Following a 2-0 loss to UC Irvine that dropped them from the top spot in the Big West Conference, the Matadors (5-5-1, 2-1 Big West) find themselves tied for second place with UC Davis and Cal Poly, team they face tonight.

The Mustangs (5-4-2, 2-1) crushed UC Riverside, 5-0, Sunday afternoon. Cal Poly tallied 21 shots, eight on goal, and limited the Highlanders to nine shots, four on goal.

The last time CSUN played Cal Poly was Nov. 6, 2010, and the Matadors lost 2-0 at home. The Mustangs finished 5-3-2 in the Big West last season and lost to UC Santa Barbara in the conference tournament’s semifinals.

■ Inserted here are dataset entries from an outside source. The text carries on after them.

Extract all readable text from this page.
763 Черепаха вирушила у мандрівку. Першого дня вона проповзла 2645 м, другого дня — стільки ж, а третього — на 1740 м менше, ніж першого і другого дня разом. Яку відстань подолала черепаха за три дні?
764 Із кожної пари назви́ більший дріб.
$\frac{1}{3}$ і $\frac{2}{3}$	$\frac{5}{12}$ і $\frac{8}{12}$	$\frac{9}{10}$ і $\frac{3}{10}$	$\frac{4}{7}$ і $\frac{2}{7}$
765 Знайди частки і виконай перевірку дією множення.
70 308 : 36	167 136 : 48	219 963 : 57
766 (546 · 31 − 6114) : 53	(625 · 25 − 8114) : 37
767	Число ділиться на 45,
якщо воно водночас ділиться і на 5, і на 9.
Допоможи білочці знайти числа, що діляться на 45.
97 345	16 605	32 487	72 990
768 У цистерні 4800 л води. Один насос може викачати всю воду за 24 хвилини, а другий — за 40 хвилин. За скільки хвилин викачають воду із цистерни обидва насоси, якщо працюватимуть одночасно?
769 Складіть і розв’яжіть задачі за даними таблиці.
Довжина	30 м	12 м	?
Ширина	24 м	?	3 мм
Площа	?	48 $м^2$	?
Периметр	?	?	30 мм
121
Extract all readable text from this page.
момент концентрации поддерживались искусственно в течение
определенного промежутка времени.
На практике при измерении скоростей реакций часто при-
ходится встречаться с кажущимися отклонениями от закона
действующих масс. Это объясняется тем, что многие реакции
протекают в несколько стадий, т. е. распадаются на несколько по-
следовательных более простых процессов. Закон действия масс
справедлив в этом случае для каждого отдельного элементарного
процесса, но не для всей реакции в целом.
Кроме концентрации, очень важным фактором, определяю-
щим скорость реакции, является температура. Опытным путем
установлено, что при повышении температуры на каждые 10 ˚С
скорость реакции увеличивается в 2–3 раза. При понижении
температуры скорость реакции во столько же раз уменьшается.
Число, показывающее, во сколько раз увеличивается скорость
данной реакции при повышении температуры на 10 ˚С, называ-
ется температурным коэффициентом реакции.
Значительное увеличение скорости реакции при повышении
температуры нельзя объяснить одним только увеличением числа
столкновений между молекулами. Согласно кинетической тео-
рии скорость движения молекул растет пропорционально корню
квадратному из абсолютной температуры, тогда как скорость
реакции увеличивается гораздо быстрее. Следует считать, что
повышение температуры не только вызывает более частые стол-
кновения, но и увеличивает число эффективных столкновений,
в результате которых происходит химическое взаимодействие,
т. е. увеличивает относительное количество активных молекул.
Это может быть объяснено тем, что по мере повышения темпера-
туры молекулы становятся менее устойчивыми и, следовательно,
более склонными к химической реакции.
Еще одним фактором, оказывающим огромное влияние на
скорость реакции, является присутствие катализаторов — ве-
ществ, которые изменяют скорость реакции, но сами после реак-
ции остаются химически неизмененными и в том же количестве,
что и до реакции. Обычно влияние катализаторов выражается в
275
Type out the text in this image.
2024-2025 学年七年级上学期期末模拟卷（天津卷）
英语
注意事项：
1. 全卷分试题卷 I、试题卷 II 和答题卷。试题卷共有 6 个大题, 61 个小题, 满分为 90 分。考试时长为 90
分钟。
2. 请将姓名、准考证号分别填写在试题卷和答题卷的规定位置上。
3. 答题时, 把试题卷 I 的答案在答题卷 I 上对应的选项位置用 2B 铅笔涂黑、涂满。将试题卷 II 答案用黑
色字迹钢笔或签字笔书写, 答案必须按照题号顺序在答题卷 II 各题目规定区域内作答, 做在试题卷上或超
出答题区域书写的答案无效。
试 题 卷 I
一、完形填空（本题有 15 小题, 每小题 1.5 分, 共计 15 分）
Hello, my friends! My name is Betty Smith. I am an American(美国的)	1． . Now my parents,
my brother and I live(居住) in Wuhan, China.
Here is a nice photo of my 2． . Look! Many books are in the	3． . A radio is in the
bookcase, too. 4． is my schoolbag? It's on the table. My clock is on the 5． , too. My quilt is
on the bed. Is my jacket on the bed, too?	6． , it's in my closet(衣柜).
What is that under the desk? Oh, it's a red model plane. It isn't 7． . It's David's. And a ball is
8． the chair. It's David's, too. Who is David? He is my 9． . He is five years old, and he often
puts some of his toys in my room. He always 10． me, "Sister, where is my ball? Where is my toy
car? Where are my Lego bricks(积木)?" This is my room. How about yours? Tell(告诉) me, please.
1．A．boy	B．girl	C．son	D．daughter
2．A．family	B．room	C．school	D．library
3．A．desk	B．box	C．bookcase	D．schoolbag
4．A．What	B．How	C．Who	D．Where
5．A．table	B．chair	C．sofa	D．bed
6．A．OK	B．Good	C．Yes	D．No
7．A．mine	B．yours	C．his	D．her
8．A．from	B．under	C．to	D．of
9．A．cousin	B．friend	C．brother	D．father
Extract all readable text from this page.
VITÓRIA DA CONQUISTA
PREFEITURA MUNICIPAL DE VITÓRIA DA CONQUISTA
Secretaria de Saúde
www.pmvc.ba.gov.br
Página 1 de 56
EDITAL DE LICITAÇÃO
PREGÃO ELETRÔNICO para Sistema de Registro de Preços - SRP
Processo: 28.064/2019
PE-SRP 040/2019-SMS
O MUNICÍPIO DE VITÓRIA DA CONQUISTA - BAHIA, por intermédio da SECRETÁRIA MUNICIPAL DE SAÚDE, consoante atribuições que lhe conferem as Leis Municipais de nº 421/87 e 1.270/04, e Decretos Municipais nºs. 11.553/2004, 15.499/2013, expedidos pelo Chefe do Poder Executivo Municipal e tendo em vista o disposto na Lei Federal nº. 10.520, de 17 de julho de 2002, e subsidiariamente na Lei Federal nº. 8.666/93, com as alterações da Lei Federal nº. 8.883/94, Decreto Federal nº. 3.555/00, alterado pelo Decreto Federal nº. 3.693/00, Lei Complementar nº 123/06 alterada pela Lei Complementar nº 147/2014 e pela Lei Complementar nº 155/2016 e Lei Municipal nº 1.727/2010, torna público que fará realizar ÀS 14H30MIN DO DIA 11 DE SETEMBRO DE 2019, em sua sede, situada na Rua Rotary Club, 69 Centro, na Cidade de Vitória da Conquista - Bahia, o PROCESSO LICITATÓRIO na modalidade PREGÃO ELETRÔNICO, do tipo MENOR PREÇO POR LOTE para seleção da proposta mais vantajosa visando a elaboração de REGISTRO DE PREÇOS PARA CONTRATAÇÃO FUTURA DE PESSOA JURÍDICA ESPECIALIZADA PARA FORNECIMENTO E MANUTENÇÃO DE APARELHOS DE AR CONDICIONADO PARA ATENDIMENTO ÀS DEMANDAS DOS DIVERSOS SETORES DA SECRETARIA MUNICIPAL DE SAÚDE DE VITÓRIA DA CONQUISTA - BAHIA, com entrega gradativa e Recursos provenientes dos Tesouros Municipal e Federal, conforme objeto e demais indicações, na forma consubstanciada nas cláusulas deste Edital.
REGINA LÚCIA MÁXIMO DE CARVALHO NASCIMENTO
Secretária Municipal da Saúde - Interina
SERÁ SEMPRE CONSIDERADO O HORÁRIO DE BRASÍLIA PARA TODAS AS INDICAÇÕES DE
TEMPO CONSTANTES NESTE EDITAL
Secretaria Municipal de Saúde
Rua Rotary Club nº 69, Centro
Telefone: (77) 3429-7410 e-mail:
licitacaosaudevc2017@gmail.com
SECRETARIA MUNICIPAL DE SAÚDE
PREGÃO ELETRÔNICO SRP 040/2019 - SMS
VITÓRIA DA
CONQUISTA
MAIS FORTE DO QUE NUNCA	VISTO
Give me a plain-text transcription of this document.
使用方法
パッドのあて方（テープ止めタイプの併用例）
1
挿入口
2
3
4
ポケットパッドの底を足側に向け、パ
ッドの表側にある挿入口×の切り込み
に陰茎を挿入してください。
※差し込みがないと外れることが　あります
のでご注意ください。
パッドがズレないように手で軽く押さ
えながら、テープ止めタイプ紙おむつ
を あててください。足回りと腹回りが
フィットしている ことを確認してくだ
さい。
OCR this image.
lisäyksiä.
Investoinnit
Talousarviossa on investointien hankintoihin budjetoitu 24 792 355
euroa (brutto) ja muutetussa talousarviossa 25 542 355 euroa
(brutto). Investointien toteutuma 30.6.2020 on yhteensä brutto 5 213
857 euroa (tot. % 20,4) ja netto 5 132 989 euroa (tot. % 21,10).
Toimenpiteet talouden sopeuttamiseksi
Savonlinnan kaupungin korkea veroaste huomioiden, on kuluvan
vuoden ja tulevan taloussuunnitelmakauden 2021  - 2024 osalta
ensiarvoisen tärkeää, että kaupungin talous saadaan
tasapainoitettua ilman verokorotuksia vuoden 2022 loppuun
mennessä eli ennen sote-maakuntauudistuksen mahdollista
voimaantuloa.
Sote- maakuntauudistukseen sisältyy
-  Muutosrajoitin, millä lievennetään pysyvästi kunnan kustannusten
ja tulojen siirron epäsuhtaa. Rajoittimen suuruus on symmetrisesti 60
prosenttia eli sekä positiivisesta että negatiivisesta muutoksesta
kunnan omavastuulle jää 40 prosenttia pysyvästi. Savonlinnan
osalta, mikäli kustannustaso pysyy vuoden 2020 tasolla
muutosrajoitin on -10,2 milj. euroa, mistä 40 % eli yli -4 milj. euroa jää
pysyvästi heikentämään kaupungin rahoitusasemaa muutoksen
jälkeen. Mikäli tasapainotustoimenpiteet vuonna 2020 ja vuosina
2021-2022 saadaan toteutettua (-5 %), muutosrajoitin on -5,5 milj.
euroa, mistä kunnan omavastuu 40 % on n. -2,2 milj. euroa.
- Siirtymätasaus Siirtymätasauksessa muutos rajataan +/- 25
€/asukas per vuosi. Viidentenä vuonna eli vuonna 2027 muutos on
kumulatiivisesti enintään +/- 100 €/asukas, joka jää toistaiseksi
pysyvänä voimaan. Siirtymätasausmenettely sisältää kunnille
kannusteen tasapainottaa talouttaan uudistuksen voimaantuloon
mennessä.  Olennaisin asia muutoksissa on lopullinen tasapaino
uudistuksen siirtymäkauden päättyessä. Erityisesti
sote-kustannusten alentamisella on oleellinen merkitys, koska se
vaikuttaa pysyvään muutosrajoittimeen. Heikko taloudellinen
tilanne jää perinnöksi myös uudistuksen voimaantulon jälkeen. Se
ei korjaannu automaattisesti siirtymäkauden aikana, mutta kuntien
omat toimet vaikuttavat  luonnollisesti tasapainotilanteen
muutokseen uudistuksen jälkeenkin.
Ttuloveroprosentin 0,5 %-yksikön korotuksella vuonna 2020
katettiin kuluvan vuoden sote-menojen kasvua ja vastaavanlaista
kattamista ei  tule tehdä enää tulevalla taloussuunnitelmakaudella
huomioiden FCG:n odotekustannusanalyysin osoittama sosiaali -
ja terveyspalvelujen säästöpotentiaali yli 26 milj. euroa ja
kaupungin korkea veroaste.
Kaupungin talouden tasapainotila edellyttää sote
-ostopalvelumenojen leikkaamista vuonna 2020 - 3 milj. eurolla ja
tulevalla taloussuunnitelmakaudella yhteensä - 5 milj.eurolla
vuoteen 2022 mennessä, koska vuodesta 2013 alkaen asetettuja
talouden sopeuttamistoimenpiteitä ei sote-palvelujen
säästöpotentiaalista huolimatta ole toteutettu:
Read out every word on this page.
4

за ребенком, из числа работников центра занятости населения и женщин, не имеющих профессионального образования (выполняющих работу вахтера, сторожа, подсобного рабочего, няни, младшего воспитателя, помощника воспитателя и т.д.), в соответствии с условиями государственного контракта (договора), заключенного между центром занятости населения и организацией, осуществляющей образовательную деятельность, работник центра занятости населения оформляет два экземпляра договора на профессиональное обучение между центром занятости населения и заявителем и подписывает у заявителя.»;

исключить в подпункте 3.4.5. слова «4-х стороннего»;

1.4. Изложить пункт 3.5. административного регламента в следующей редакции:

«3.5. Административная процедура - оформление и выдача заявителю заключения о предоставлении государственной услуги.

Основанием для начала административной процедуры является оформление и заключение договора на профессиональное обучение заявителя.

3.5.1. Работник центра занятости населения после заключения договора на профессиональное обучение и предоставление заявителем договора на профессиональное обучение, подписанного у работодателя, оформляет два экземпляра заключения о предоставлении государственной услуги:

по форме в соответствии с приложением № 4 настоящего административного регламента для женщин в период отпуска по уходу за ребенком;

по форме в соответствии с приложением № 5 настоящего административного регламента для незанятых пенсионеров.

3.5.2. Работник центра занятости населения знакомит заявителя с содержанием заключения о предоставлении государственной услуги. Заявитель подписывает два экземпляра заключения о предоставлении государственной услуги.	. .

“Cal Poly is excellent,” said CSUN associate head coach Yossi Raz. “They just came off a 5-0 win in the Big West and I don’t know (the last time I heard) of a Big West team beating another (by that much).”

Cal Poly is led by junior forward Dakota Collins, who has two goals and one assist this season. Offensively, the Mustangs tend to shoot and score more in the second half, a tendency CSUN also has.

“They have a quality bench, a quality team on the field, and a quality coaching staff,” Raz said.

Saturday night’s loss at UC Irvine left the Matadors scoreless despite 13 shots, 11 on goal.

“What we worked on (Monday in practice) was focusing offensively, like finishing our chances,” said CSUN defender Joe Franco. “We know we created a lot of chances, but we just got to bury them. Even though we had more chances than them, they just put away their few and won the game.”

Matador defenders were put to the test against the Anteaters’ shooting, but even deflections worked against them. UCI’s first score was an own goal.

“I hate to say it, but a little bit of luck had something to do with it,” Franco said. “An own goal for them, and then another slippery (shot) that went through our defenders’ legs. A little bit of luck has to go into it, too.

“We can’t let it fall into luck’s hands. We have to worry about finishing our chances and put the game in our hands.”

Wasted opportunities on offense have CSUN head coach Terry Davila concerned about the team’s scoring abilities.

“We have to also score goals,” Davila said. “You just can’t hold a team down defensively, you have to score goals. That’s the name of the game.”

Raz hopes the ball will bounce the Matadors’ way this time against Cal Poly.

“Sometimes you don’t play good, and some you win,” Raz said. “You make corrections while you’re winning that are positive.”

Raz said the team needs to improve tactically, raise its energy levels, stick to its game plan and execute it.

“We need to be a little more focused, we need to be a little more sharp,” Raz said. “Players (need) to understand their roles a little better and hopefully we’ll be prepared. We’re in the game, but we’re not good enough to win the game.”